Written by Barbara Caknupp | Jan 16, 2021 12:30:00 AM

By Tim Courtney, Chief Investment Officer

In the first installment of this series, we will examine the current income environment and discuss the role bonds should play in portfolios today.

Historically, investors have turned to bonds to both manage risk and generate a steady source of income. You may be familiar with the traditional “balanced” or “60/40” portfolio – which is still common today – where 60% of portfolio assets are invested in equities and the other 40% in bonds.1

You may have also come across the old rule of thumb suggesting the percentage of stocks in your portfolio equal 100 minus your age, meaning a 65-year-old should have 35% in equities and 65% in less-volatile investments such as bonds.2

There are valid reasons for utilizing these portfolios, but current yields on bonds are making it harder to generate future returns with traditional allocations. Consider the 10-year Treasury, for example. Ten, fifteen, and twenty years ago it was yielding 3.4%, 4.4%. and 5.3% respectively.3 Today it is just above 1%, only about half of the expected rate of inflation over the next decade.4

The Fed has communicated their intent to keep rates low for a number of years, and the US government has every incentive to keep rates low to facilitate the payment of interest on our debt. We expect interest rates to rise modestly from 2020’s extremely low levels but to remain well-under those levels of decades past.

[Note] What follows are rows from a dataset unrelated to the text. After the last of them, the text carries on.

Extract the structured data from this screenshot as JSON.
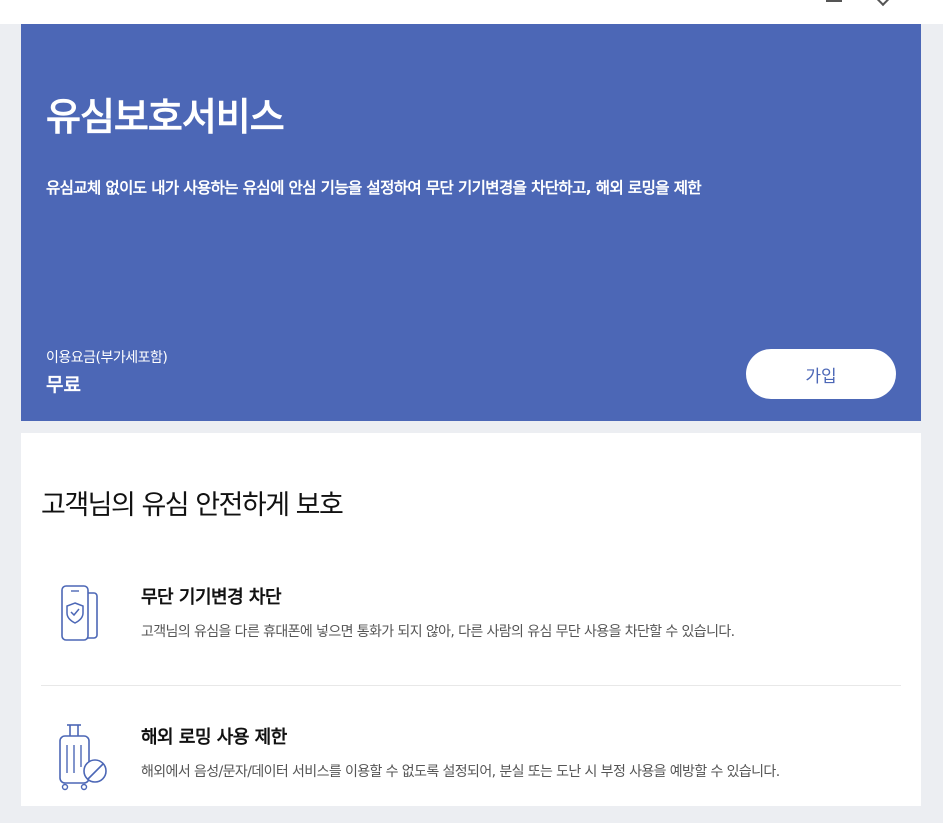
{
  "hero": {
    "title": "유심보호서비스",
    "description": "유심교체 없이도 내가 사용하는 유심에 안심 기능을 설정하여 무단 기기변경을 차단하고, 해외 로밍을 제한",
    "fee_label": "이용요금(부가세포함)",
    "fee_value": "무료",
    "join_label": "가입",
    "background_color": "#4c67b6"
  },
  "section": {
    "title": "고객님의 유심 안전하게 보호",
    "features": [
      {
        "icon": "phone-shield-icon",
        "title": "무단 기기변경 차단",
        "description": "고객님의 유심을 다른 휴대폰에 넣으면 통화가 되지 않아, 다른 사람의 유심 무단 사용을 차단할 수 있습니다."
      },
      {
        "icon": "luggage-blocked-icon",
        "title": "해외 로밍 사용 제한",
        "description": "해외에서 음성/문자/데이터 서비스를 이용할 수 없도록 설정되어, 분실 또는 도난 시 부정 사용을 예방할 수 있습니다."
      }
    ]
  }
}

As for the future expected return on bonds, the current yield is a good estimate. The 10-year Treasury yield a decade ago was 3.4%.3 The Barclays Aggregate Bond Index return over the last decade was close, at 3.7%.5 We expect future bond returns to be near 2% annually.

At Exencial, we still believe bonds play a role in portfolios to lessen volatility, manage risk and store liquidity. Bonds can also be used opportunistically when waiting for an attractive entry opportunity into equities. However, the over-utilization of bonds and cash will pull future expected returns lower and make it more difficult to meet the return goals of many investors.

In the next part of this series, we will discuss options investors might consider to generate income and returns while traditional bond yields are so low. Stay tuned.

Sources:
1. Investopedia (8/12/20) – Why a 60/40 portfolio is no longer good enough
2. Investopedia (2/9/20) – Stock allocation rules
3. Treasury.gov (1/14/20) – Daily Treasury yield curve rates
4. Forbes (12/24/20) – The key fixed income challenge for 2021
5. Morningstar (01/14/20) –Total return for the BB Barclays US Aggregate Bond Index

The Bloomberg Barclays Aggregate Bond Index, is an index used by bond traders, mutual funds, and ETFs as a benchmark to measure their relative performance. The index includes government securities, mortgage-backed securities (MBS), asset-backed securities (ABS), and corporate securities to simulate the universe of bonds in the market.